The difficulty of deploying the Plasroc’s base chemical caught the Villager’s crew off guard initially; the viscosity of the liquid behaved differently in the ship’s hoses than either water, oil, or scrubbing solution. The pumps, too, had to work much harder than expected to maintain their controlled flow. Far too soon after beginning, the Villager’s captain began cursing and complaining about possible overheating of his equipment. Only after several attempts and several of Macadam’s conniptions did the solution begin to flow evenly, spraying over the containment area in a fine aerosol. The droplets suspended in the cold air caught the light from the surrounding vessels in a glittering mist as they settled over the remnants of the Ulva-laden ice.
On the ocean’s surface, the base chemical of the Plasroc resembled thin honey, then began to congeal into thin, disk-shaped formations. The disks, in turn, merged into one another to form a single, wobbly coating that looked exactly like Jell-o.
Moving slowly along the periphery of the enclosure, the Villager continued to coat the slick with the liquid polymer. Macadam dashed from one pump to the next, hovering around the nozzle crews and offering suggestions on the disbursement of the spray. The crew might have listened to Macadam’s advisement about the Plasroc solution, but clearly no one was going to tell them how to work the nozzles, much less how to maneuver around the floating booms. As each section along the perimeter of the pen was sprayed with Plasroc, the Des Groseilliers and the Sovietsky Soyuz slowly adjusted their position to retract the slack in the booms and compress the area contained inside.

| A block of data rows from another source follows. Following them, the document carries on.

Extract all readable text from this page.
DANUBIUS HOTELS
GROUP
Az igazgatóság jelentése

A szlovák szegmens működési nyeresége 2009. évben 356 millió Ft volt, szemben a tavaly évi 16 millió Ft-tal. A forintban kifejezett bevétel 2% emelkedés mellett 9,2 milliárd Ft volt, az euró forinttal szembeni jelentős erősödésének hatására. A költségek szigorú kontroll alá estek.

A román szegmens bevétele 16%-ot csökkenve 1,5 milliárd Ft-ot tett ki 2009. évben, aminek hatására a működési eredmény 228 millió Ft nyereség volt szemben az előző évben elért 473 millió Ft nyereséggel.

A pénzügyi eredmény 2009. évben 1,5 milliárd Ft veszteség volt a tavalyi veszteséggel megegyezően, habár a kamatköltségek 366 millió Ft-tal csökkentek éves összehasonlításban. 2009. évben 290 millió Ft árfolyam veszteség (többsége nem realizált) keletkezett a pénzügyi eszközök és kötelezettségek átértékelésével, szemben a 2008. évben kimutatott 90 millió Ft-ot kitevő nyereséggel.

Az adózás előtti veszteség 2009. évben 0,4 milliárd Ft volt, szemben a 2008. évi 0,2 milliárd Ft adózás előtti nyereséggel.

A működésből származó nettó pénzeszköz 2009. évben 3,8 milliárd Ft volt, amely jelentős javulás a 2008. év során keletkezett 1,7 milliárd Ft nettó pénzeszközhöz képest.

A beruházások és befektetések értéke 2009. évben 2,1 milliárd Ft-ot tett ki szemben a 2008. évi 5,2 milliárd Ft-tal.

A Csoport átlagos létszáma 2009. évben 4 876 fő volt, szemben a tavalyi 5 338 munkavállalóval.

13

Eventually the gelatinous material around the edge of the containment area was drawn in upon itself, filling the middle expanse as well.
From his position on the Phoenix, Garner could see Macadam step down almost to the edge of the containment booms and look at an instrument dangling into the slick: a thermometer. After much discussion, Macadam and the captain of the Villager had decided not to risk diluting the slick any further with heated water, even if it meant increasing the overall temperature of the slick — the risk of diluting the Plasroc to potentially brittle concentrations was too great.